Harry had ice cream at 5 a.m. – with chocolate sprinkles on top.
I burst out laughing. It’s from my best mum-friend and fellow secret Vale Mums addict, Bea, who has swooped in with a show-stopping comment to save me from any further judgement from the bloody Organics. Breathless with anticipation, I wait to see if anyone dares to reply. Some will think she is joking, and the ones who think she is serious won’t be brave enough to take the chance. To be honest, I’m not even entirely sure if she’s joking – you never know with Bea. Minutes go by and the feed stays quiet. It’s a small victory, but one to celebrate none the less. I grab my phone to text Bea a ‘thumbs up’ but a loud tuneless sound stops me in my tracks. With a jolt, I realise that the screen is flashing. Harriet is finally calling me over Skype.
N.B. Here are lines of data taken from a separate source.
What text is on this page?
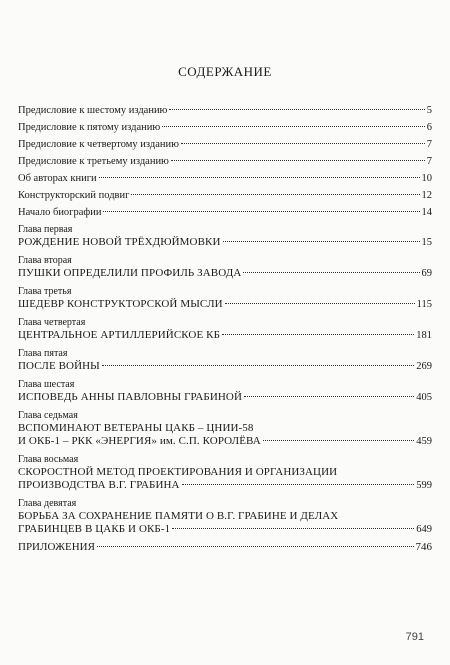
СОДЕРЖАНИЕ
Предисловие к шестому изданию	5
Предисловие к пятому изданию	6
Предисловие к четвертому изданию	7
Предисловие к третьему изданию	7
Об авторах книги	10
Конструкторский подвиг	12
Начало биографии	14
Глава первая
РОЖДЕНИЕ НОВОЙ ТРЁХДЮЙМОВКИ	15
Глава вторая
ПУШКИ ОПРЕДЕЛИЛИ ПРОФИЛЬ ЗАВОДА	69
Глава третья
ШЕДЕВР КОНСТРУКТОРСКОЙ МЫСЛИ	115
Глава четвертая
ЦЕНТРАЛЬНОЕ АРТИЛЛЕРИЙСКОЕ КБ	181
Глава пятая
ПОСЛЕ ВОЙНЫ	269
Глава шестая
ИСПОВЕДЬ АННЫ ПАВЛОВНЫ ГРАБИНОЙ	405
Глава седьмая
ВСПОМИНАЮТ ВЕТЕРАНЫ ЦАКБ – ЦНИИ-58
И ОКБ-1 – РКК «ЭНЕРГИЯ» им. С.П. КОРОЛЁВА	459
Глава восьмая
СКОРОСТНОЙ МЕТОД ПРОЕКТИРОВАНИЯ И ОРГАНИЗАЦИИ
ПРОИЗВОДСТВА В.Г. ГРАБИНА	599
Глава девятая
БОРЬБА ЗА СОХРАНЕНИЕ ПАМЯТИ О В.Г. ГРАБИНЕ И ДЕЛАХ
ГРАБИНЦЕВ В ЦАКБ И ОКБ-1	649
ПРИЛОЖЕНИЯ	746
791
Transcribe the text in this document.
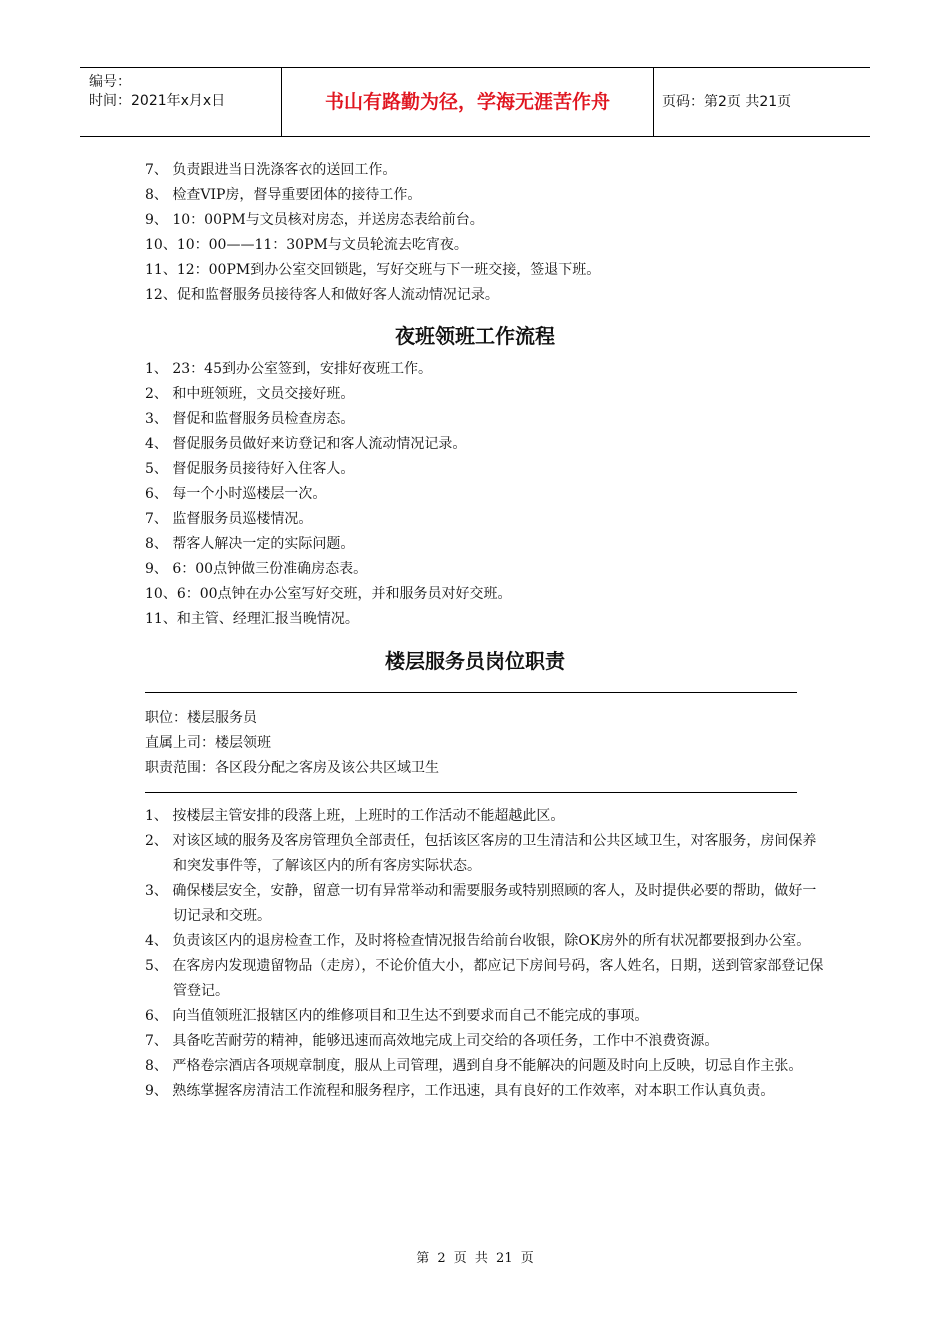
编号：
时间：2021年x月x日	书山有路勤为径，学海无涯苦作舟	页码：第2页 共21页
7、 负责跟进当日洗涤客衣的送回工作。
8、 检查VIP房，督导重要团体的接待工作。
9、 10：00PM与文员核对房态，并送房态表给前台。
10、10：00——11：30PM与文员轮流去吃宵夜。
11、12：00PM到办公室交回锁匙，写好交班与下一班交接，签退下班。
12、促和监督服务员接待客人和做好客人流动情况记录。
夜班领班工作流程
1、 23：45到办公室签到，安排好夜班工作。
2、 和中班领班，文员交接好班。
3、 督促和监督服务员检查房态。
4、 督促服务员做好来访登记和客人流动情况记录。
5、 督促服务员接待好入住客人。
6、 每一个小时巡楼层一次。
7、 监督服务员巡楼情况。
8、 帮客人解决一定的实际问题。
9、 6：00点钟做三份准确房态表。
10、6：00点钟在办公室写好交班，并和服务员对好交班。
11、和主管、经理汇报当晚情况。
楼层服务员岗位职责
职位：楼层服务员
直属上司：楼层领班
职责范围：各区段分配之客房及该公共区域卫生
1、 按楼层主管安排的段落上班，上班时的工作活动不能超越此区。
2、 对该区域的服务及客房管理负全部责任，包括该区客房的卫生清洁和公共区域卫生，对客服务，房间保养和突发事件等，了解该区内的所有客房实际状态。
3、 确保楼层安全，安静，留意一切有异常举动和需要服务或特别照顾的客人，及时提供必要的帮助，做好一切记录和交班。
4、 负责该区内的退房检查工作，及时将检查情况报告给前台收银，除OK房外的所有状况都要报到办公室。
5、 在客房内发现遗留物品（走房），不论价值大小，都应记下房间号码，客人姓名，日期，送到管家部登记保管登记。
6、 向当值领班汇报辖区内的维修项目和卫生达不到要求而自己不能完成的事项。
7、 具备吃苦耐劳的精神，能够迅速而高效地完成上司交给的各项任务，工作中不浪费资源。
8、 严格卷宗酒店各项规章制度，服从上司管理，遇到自身不能解决的问题及时向上反映，切忌自作主张。
9、 熟练掌握客房清洁工作流程和服务程序，工作迅速，具有良好的工作效率，对本职工作认真负责。
第 2 页 共 21 页
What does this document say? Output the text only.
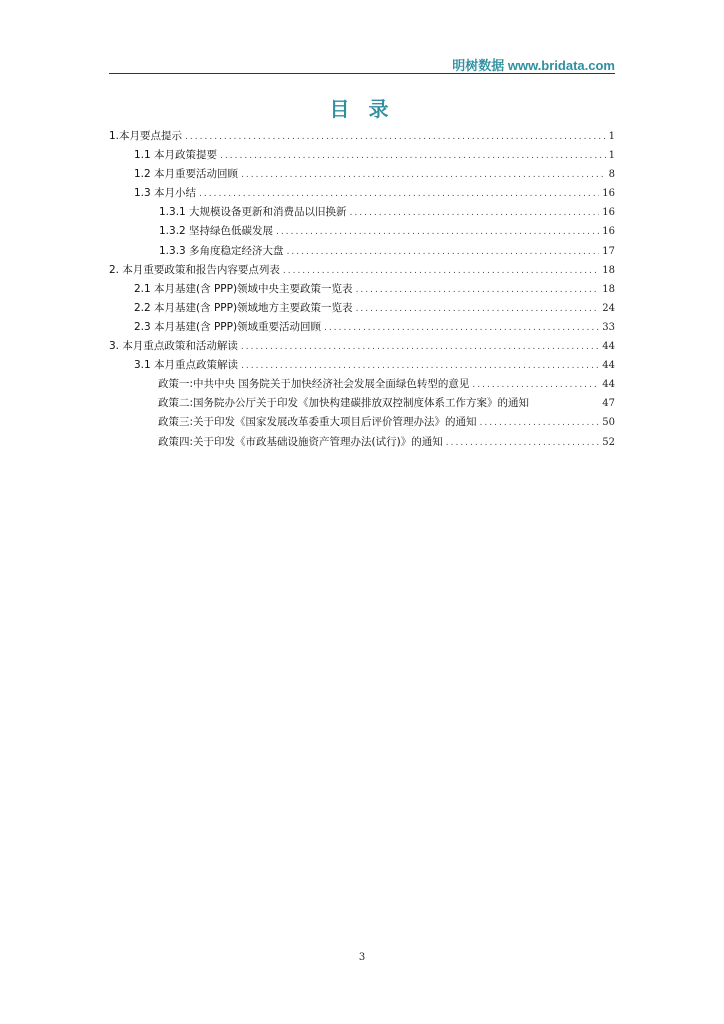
明树数据 www.bridata.com
目 录
1.本月要点提示 .....	1
1.1 本月政策提要 .....	1
1.2 本月重要活动回顾 .....	8
1.3 本月小结 .....	16
1.3.1 大规模设备更新和消费品以旧换新 .....	16
1.3.2 坚持绿色低碳发展 .....	16
1.3.3 多角度稳定经济大盘 .....	17
2. 本月重要政策和报告内容要点列表 .....	18
2.1 本月基建(含 PPP)领域中央主要政策一览表 .....	18
2.2 本月基建(含 PPP)领域地方主要政策一览表 .....	24
2.3 本月基建(含 PPP)领域重要活动回顾 .....	33
3. 本月重点政策和活动解读 .....	44
3.1 本月重点政策解读 .....	44
政策一:中共中央 国务院关于加快经济社会发展全面绿色转型的意见 .....	44
政策二:国务院办公厅关于印发《加快构建碳排放双控制度体系工作方案》的通知	47
政策三:关于印发《国家发展改革委重大项目后评价管理办法》的通知 .....	50
政策四:关于印发《市政基础设施资产管理办法(试行)》的通知 .....	52
3
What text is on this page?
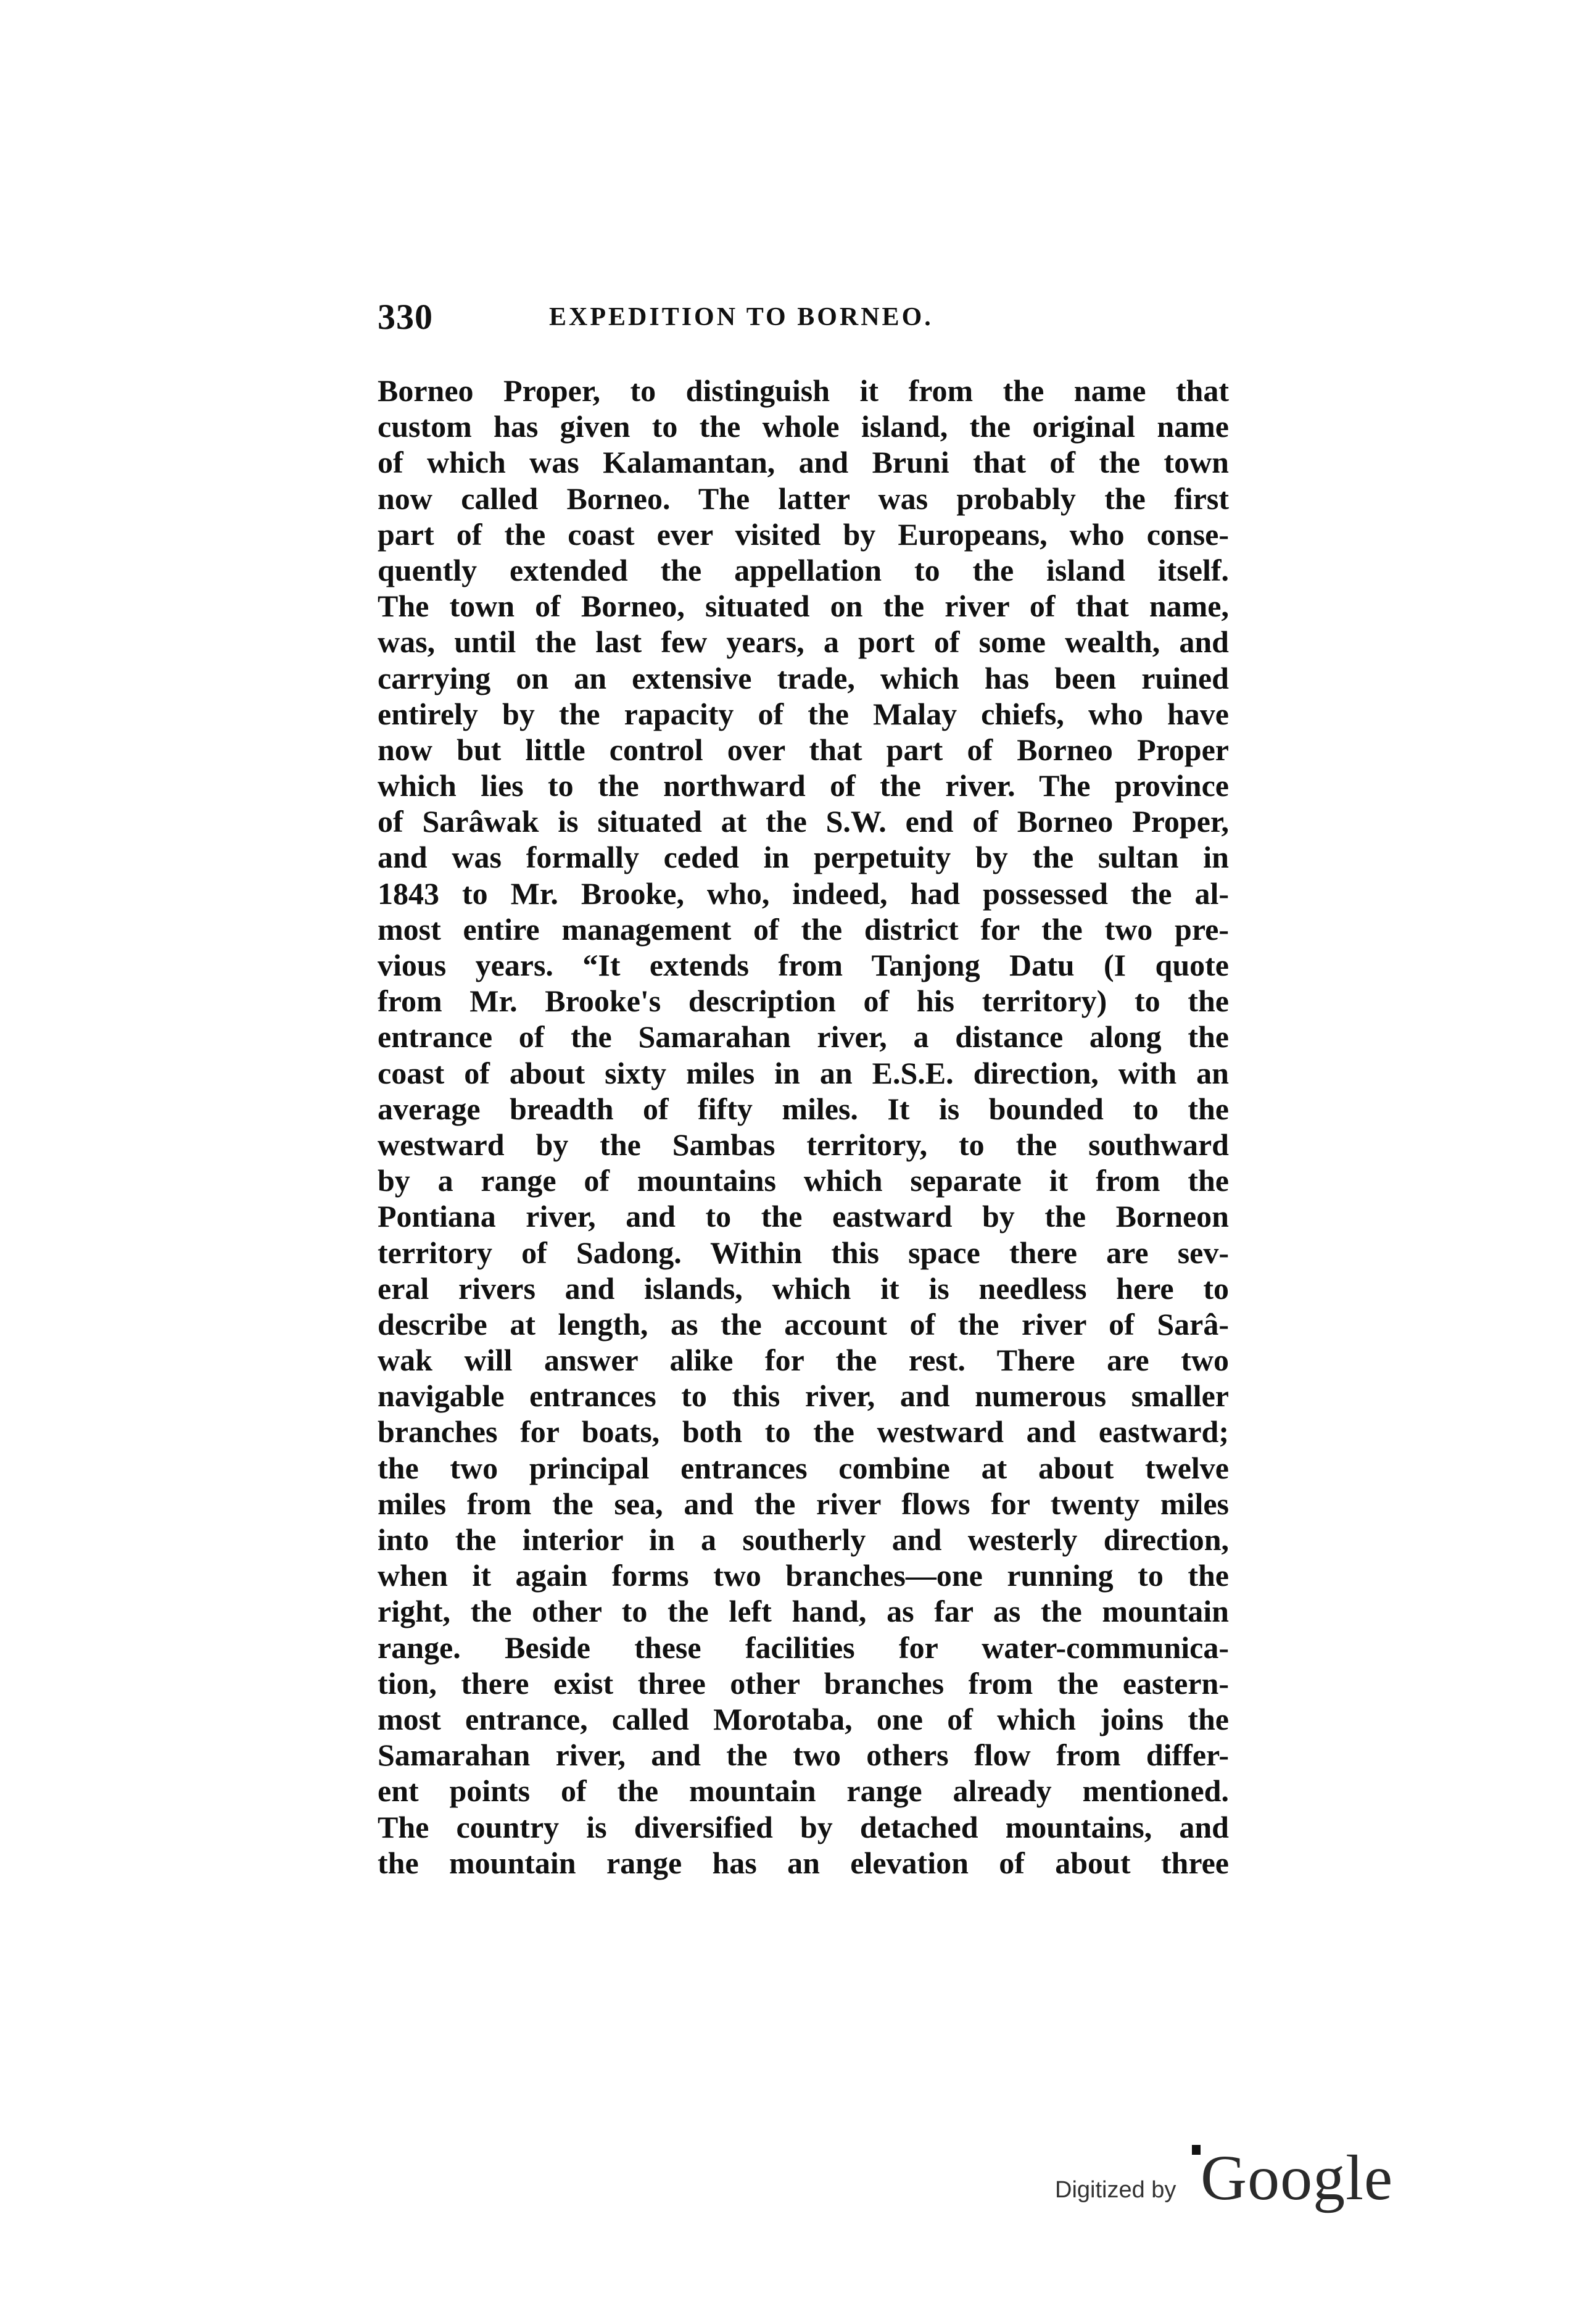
330	EXPEDITION TO BORNEO.
Borneo Proper, to distinguish it from the name that
custom has given to the whole island, the original name
of which was Kalamantan, and Bruni that of the town
now called Borneo. The latter was probably the first
part of the coast ever visited by Europeans, who conse-
quently extended the appellation to the island itself.
The town of Borneo, situated on the river of that name,
was, until the last few years, a port of some wealth, and
carrying on an extensive trade, which has been ruined
entirely by the rapacity of the Malay chiefs, who have
now but little control over that part of Borneo Proper
which lies to the northward of the river. The province
of Sarâwak is situated at the S.W. end of Borneo Proper,
and was formally ceded in perpetuity by the sultan in
1843 to Mr. Brooke, who, indeed, had possessed the al-
most entire management of the district for the two pre-
vious years. “It extends from Tanjong Datu (I quote
from Mr. Brooke's description of his territory) to the
entrance of the Samarahan river, a distance along the
coast of about sixty miles in an E.S.E. direction, with an
average breadth of fifty miles. It is bounded to the
westward by the Sambas territory, to the southward
by a range of mountains which separate it from the
Pontiana river, and to the eastward by the Borneon
territory of Sadong. Within this space there are sev-
eral rivers and islands, which it is needless here to
describe at length, as the account of the river of Sarâ-
wak will answer alike for the rest. There are two
navigable entrances to this river, and numerous smaller
branches for boats, both to the westward and eastward;
the two principal entrances combine at about twelve
miles from the sea, and the river flows for twenty miles
into the interior in a southerly and westerly direction,
when it again forms two branches—one running to the
right, the other to the left hand, as far as the mountain
range. Beside these facilities for water-communica-
tion, there exist three other branches from the eastern-
most entrance, called Morotaba, one of which joins the
Samarahan river, and the two others flow from differ-
ent points of the mountain range already mentioned.
The country is diversified by detached mountains, and
the mountain range has an elevation of about three
Digitized by Google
I nervously push my unstyled and undyed, shoulder-length brown hair (a few bits of grey, but nothing to worry about just yet, according to Frank, my hairdresser) behind my ears, hurriedly making sure the camera is not pointing any lower than my face – so that Harriet can’t tell that I am still in my pyjamas at 2.20 p.m. – and finally answer the call. Deep breath. Shoulders back. Here we go.
‘Hi, Searcy,’ Harriet says, leaning in so close to the camera that all I can make out is part of her chin and blindingly white lower teeth.
Oh, yes, that’s one thing I forgot to mention: Harriet has never bothered to get my name right.
My name isn’t Searcy. It is Saoirse – Saoirse Daly, in fact. ‘Saoirse’ is an Irish name which means ‘freedom’, which is ironic given that freedom is exactly the thing I’ve lost since having Anna. As I don’t live in my native Ireland any more, I have spent my whole life correcting people on the pronunciation, sometimes patiently, more often, not. When the talented young Irish actress Saoirse Ronan burst on to our screens with starring roles in the hugely acclaimed movies Atonement, Brooklyn and Lady Bird, I thought all my prayers had been answered. Finally, people would pronounce my name correctly – and certainly more people had. Apart from Harriet, that is, who still insists in calling me Searcy (I can only imagine she’s a big Game of Thrones fan, given one of the lead characters is called ‘Cersei’). Despite subtly pointing out the mistake on several occasions, sending her the phonetical spelling (‘Seer-sha’), plus smiley-faced emojis to soften the blow of shitting all over her pronunciation, Harriet still insists on her own version.
So, our conversation has barely begun, and I am now both nervous and irritated. And desperate. Let’s not forget desperate. I greet Harriet with a tight smile and a forced ‘Hello’, one hand clutching the computer mouse, and the other placed on my stomach in an effort to calm the churning inside.